The Arp2/3 complex has a fundamental role in the regulation of actin assembly at endocytic sites. In yeast, Pan1 is a key regulator of Arp2/3 that is known to be essential for endocytosis and actin organization, but the intricate details of the molecular mechanisms of Arp2/3 regulation at endocytic vesicles have eluded researchers — until now. Toshima et al. report in Nature Cell Biology that the kinase Prk1 shuts off Arp2/3-mediated actin polymerization during endocytosis by directly phosphorylating and inactivating Pan1.

Using site-directed mutagenesis, the authors showed that a mutant Pan1 protein that is resistant to Prk1-targeted phosphorylation produced large actin clumps and endocytic defects that were similar to those previously seen in Prk1- and Ark1-mutant cells (Ark1 is a Prk1-related kinase). Further analysis revealed that constitutive dephosphorylation of Pan1 caused filamentous (F)-actin structures to associate with endocytic components.
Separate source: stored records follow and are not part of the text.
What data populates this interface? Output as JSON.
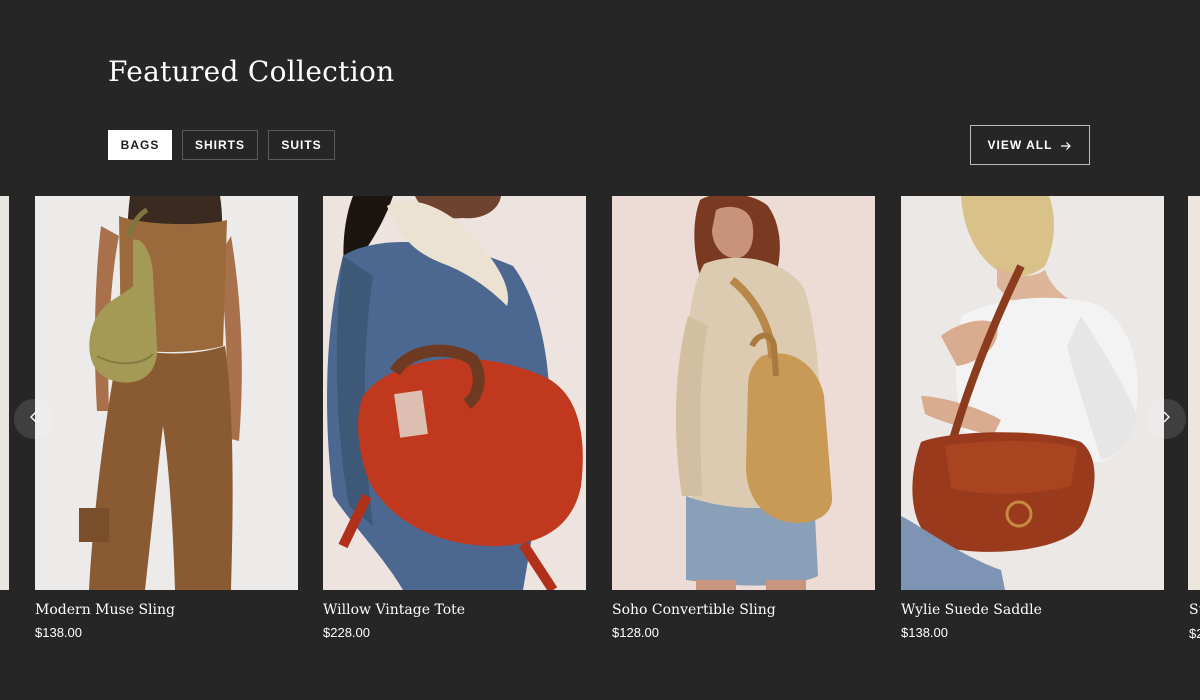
{
  "section": {
    "title": "Featured Collection"
  },
  "tabs": [
    {
      "label": "BAGS",
      "active": true
    },
    {
      "label": "SHIRTS",
      "active": false
    },
    {
      "label": "SUITS",
      "active": false
    }
  ],
  "view_all": {
    "label": "VIEW ALL",
    "icon": "arrow-right-icon"
  },
  "carousel": {
    "prev_icon": "chevron-left-icon",
    "next_icon": "chevron-right-icon"
  },
  "products": [
    {
      "name": "Modern Muse Sling",
      "price": "$138.00"
    },
    {
      "name": "Willow Vintage Tote",
      "price": "$228.00"
    },
    {
      "name": "Soho Convertible Sling",
      "price": "$128.00"
    },
    {
      "name": "Wylie Suede Saddle",
      "price": "$138.00"
    }
  ],
  "partial_next_product": {
    "name_fragment": "St",
    "price_fragment": "$2"
  },
  "colors": {
    "background": "#262626",
    "text": "#ffffff",
    "active_tab_bg": "#ffffff",
    "active_tab_text": "#1f1f1f"
  }
}
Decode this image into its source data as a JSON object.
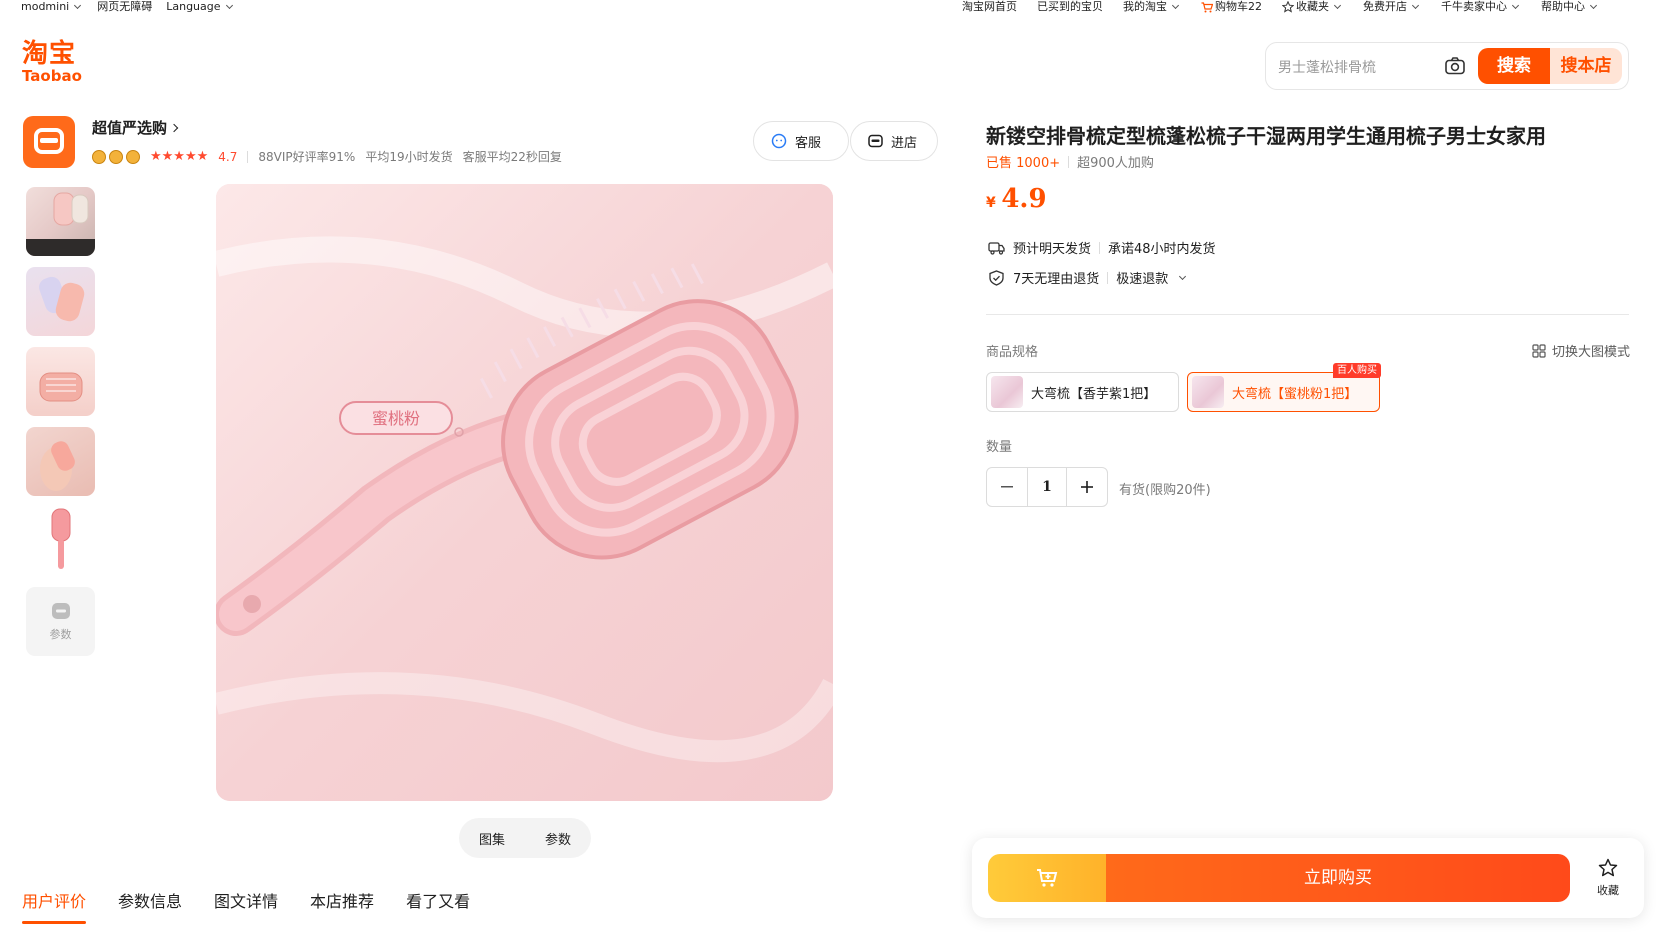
{
  "topnav": {
    "left": [
      "modmini",
      "网页无障碍",
      "Language"
    ],
    "right": [
      "淘宝网首页",
      "已买到的宝贝",
      "我的淘宝",
      "购物车22",
      "收藏夹",
      "免费开店",
      "千牛卖家中心",
      "帮助中心"
    ]
  },
  "logo": {
    "cn": "淘宝",
    "en": "Taobao"
  },
  "search": {
    "placeholder": "男士蓬松排骨梳",
    "btn_search": "搜索",
    "btn_store": "搜本店"
  },
  "shop": {
    "name": "超值严选购",
    "score": "4.7",
    "meta": [
      "88VIP好评率91%",
      "平均19小时发货",
      "客服平均22秒回复"
    ],
    "btn_service": "客服",
    "btn_store": "进店"
  },
  "gallery": {
    "params_label": "参数",
    "overlay_label": "蜜桃粉",
    "toggle": [
      "图集",
      "参数"
    ]
  },
  "tabs": [
    "用户评价",
    "参数信息",
    "图文详情",
    "本店推荐",
    "看了又看"
  ],
  "product": {
    "title": "新镂空排骨梳定型梳蓬松梳子干湿两用学生通用梳子男士女家用",
    "sold": "已售 1000+",
    "joined": "超900人加购",
    "currency": "¥",
    "price": "4.9",
    "ship_1": "预计明天发货",
    "ship_2": "承诺48小时内发货",
    "return_1": "7天无理由退货",
    "return_2": "极速退款",
    "spec_label": "商品规格",
    "switch_label": "切换大图模式",
    "skus": [
      {
        "label": "大弯梳【香芋紫1把】"
      },
      {
        "label": "大弯梳【蜜桃粉1把】",
        "badge": "百人购买"
      }
    ],
    "qty_label": "数量",
    "qty": "1",
    "stock": "有货(限购20件)"
  },
  "buybar": {
    "buy": "立即购买",
    "fav": "收藏"
  },
  "colors": {
    "accent": "#ff5000",
    "image_bg": "#f8d6d8"
  }
}
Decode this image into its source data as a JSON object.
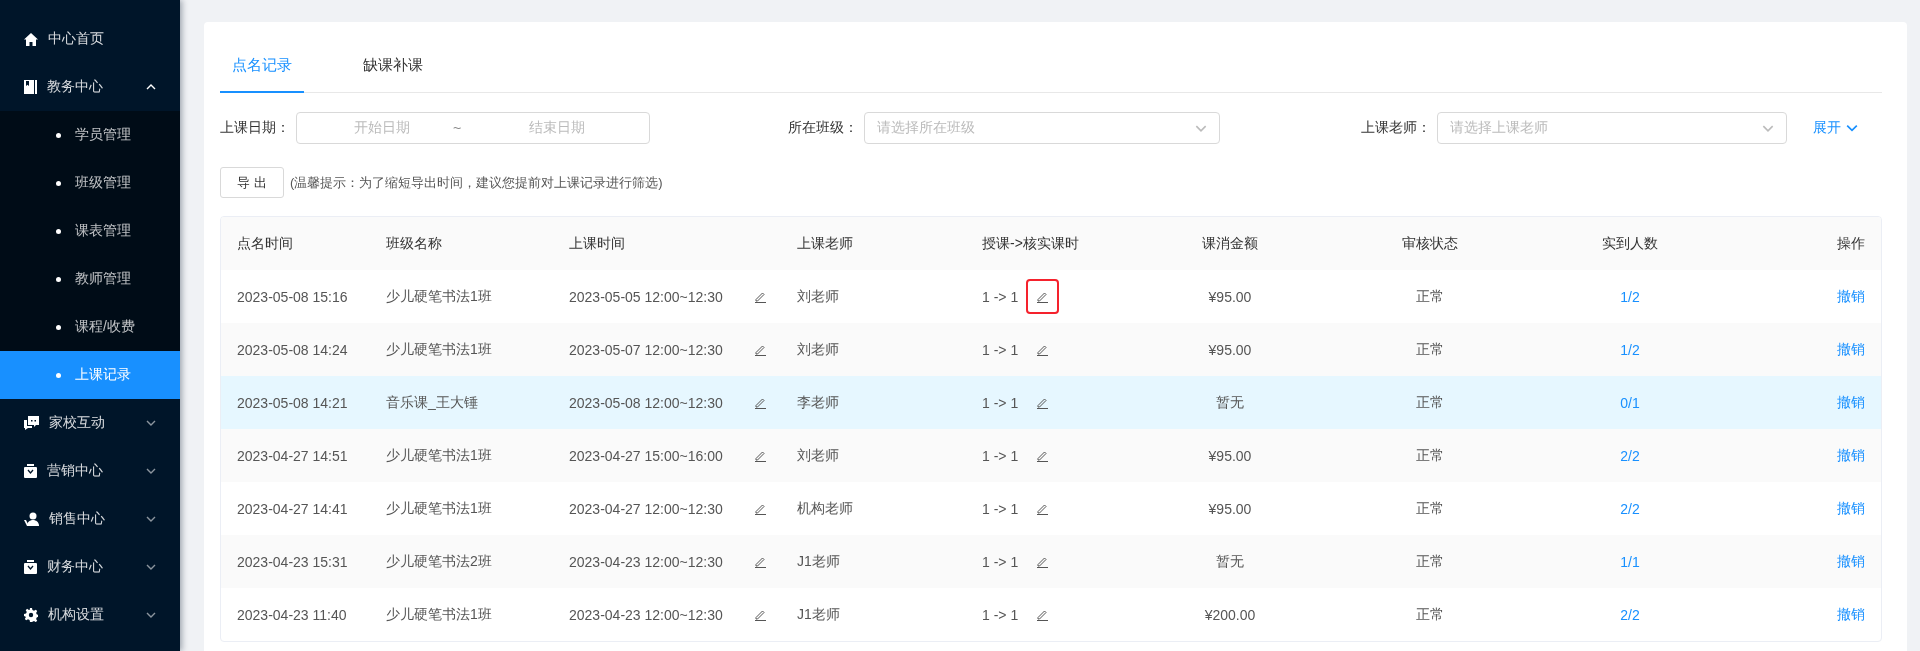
{
  "sidebar": {
    "items": [
      {
        "label": "中心首页"
      },
      {
        "label": "教务中心",
        "expanded": true,
        "children": [
          {
            "label": "学员管理",
            "selected": false
          },
          {
            "label": "班级管理",
            "selected": false
          },
          {
            "label": "课表管理",
            "selected": false
          },
          {
            "label": "教师管理",
            "selected": false
          },
          {
            "label": "课程/收费",
            "selected": false
          },
          {
            "label": "上课记录",
            "selected": true
          }
        ]
      },
      {
        "label": "家校互动",
        "expanded": false
      },
      {
        "label": "营销中心",
        "expanded": false
      },
      {
        "label": "销售中心",
        "expanded": false
      },
      {
        "label": "财务中心",
        "expanded": false
      },
      {
        "label": "机构设置",
        "expanded": false
      }
    ]
  },
  "tabs": [
    {
      "label": "点名记录",
      "selected": true
    },
    {
      "label": "缺课补课",
      "selected": false
    }
  ],
  "filters": {
    "date": {
      "label": "上课日期：",
      "start_placeholder": "开始日期",
      "separator": "~",
      "end_placeholder": "结束日期"
    },
    "class": {
      "label": "所在班级：",
      "placeholder": "请选择所在班级"
    },
    "teacher": {
      "label": "上课老师：",
      "placeholder": "请选择上课老师"
    },
    "expand_link": "展开"
  },
  "export": {
    "button": "导 出",
    "hint": "(温馨提示：为了缩短导出时间，建议您提前对上课记录进行筛选)"
  },
  "table": {
    "columns": [
      "点名时间",
      "班级名称",
      "上课时间",
      "上课老师",
      "授课->核实课时",
      "课消金额",
      "审核状态",
      "实到人数",
      "操作"
    ],
    "rows": [
      {
        "roll_call_time": "2023-05-08 15:16",
        "class_name": "少儿硬笔书法1班",
        "lesson_time": "2023-05-05 12:00~12:30",
        "teacher": "刘老师",
        "hours": "1 -> 1",
        "amount": "¥95.00",
        "status": "正常",
        "attendance": "1/2",
        "action": "撤销",
        "selected": false,
        "hours_edit_highlighted": true
      },
      {
        "roll_call_time": "2023-05-08 14:24",
        "class_name": "少儿硬笔书法1班",
        "lesson_time": "2023-05-07 12:00~12:30",
        "teacher": "刘老师",
        "hours": "1 -> 1",
        "amount": "¥95.00",
        "status": "正常",
        "attendance": "1/2",
        "action": "撤销",
        "selected": false,
        "hours_edit_highlighted": false
      },
      {
        "roll_call_time": "2023-05-08 14:21",
        "class_name": "音乐课_王大锤",
        "lesson_time": "2023-05-08 12:00~12:30",
        "teacher": "李老师",
        "hours": "1 -> 1",
        "amount": "暂无",
        "status": "正常",
        "attendance": "0/1",
        "action": "撤销",
        "selected": true,
        "hours_edit_highlighted": false
      },
      {
        "roll_call_time": "2023-04-27 14:51",
        "class_name": "少儿硬笔书法1班",
        "lesson_time": "2023-04-27 15:00~16:00",
        "teacher": "刘老师",
        "hours": "1 -> 1",
        "amount": "¥95.00",
        "status": "正常",
        "attendance": "2/2",
        "action": "撤销",
        "selected": false,
        "hours_edit_highlighted": false
      },
      {
        "roll_call_time": "2023-04-27 14:41",
        "class_name": "少儿硬笔书法1班",
        "lesson_time": "2023-04-27 12:00~12:30",
        "teacher": "机构老师",
        "hours": "1 -> 1",
        "amount": "¥95.00",
        "status": "正常",
        "attendance": "2/2",
        "action": "撤销",
        "selected": false,
        "hours_edit_highlighted": false
      },
      {
        "roll_call_time": "2023-04-23 15:31",
        "class_name": "少儿硬笔书法2班",
        "lesson_time": "2023-04-23 12:00~12:30",
        "teacher": "J1老师",
        "hours": "1 -> 1",
        "amount": "暂无",
        "status": "正常",
        "attendance": "1/1",
        "action": "撤销",
        "selected": false,
        "hours_edit_highlighted": false
      },
      {
        "roll_call_time": "2023-04-23 11:40",
        "class_name": "少儿硬笔书法1班",
        "lesson_time": "2023-04-23 12:00~12:30",
        "teacher": "J1老师",
        "hours": "1 -> 1",
        "amount": "¥200.00",
        "status": "正常",
        "attendance": "2/2",
        "action": "撤销",
        "selected": false,
        "hours_edit_highlighted": false
      }
    ]
  }
}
Loss-of-function studies had previously identified Pan1 as a downstream target of Prk1. Toshima et al. showed that Prk1 directly phosphorylates Pan1 at its N terminus to suppress its function as an Arp2/3 activator. Phosphorylation of Pan1 probably precludes its association with F-actin, thereby preventing it from activating Arp2/3, as a Pan1 truncation mutant that was defective in F-actin binding also lost its ability to activate Arp2/3 both in vitro and in vivo. Structure-function analysis revealed that Pan1 contains a Wiskott-Aldrich syndrome protein (WASP) homology-2 (WH2)-like motif that is necessary for Arp2/3 activation. However, in contrast to previously studied WH2 domains, the Pan1 WH2-like motif is unique in that it does not bind globular (G)-actin, but instead binds to F-actin.

So are the actin clumps that were observed in cells expressing phosphorylation-resistant Pan1 a result of uncontrolled actin polymerization? Consistent with unphosphorylated Pan1 being hyperactive, the authors demonstrated that mutating the F-actin-binding sites in constitutively unphosphorylated Pan1 was sufficient to suppress the formation of actin clumps and the associated endocytic defects. This also confirmed the absolute requirement for F-actin binding to Pan1 prior to Arp2/3 activation.

Toshima et al. propose an elegant model whereby, at the onset of endocytosis, Pan1 associates with endocytic proteins at the plasma membrane to activate the Arp2/3 complex and promote actin polymerization. Phosphorylation of Pan1 by Prk1 results in the release of Pan1 from the endocytic machinery as it can no longer bind to F-actin, and so this inhibits its Arp2/3-activator function. Presumably, Pan1 then joins the same machinery as other endocytic components in preparation for starting a new cycle.

Pan1, although an important component of receptor-mediated endocytosis, is not the only activator of the Arp2/3 complex. The authors have already shown that there is considerable overlap between the Pan1 phenotype and phenotypes that are caused by mutations in the WASP-related protein Las17 — a known Arp2/3 activator. It would certainly be interesting to see whether Las17 is also regulated by Prk1-mediated phosphorylation. However, the extent to which the findings reported by Toshima et al. using yeast will translate to more complex organisms remains to be seen, and is certainly something to keep in mind.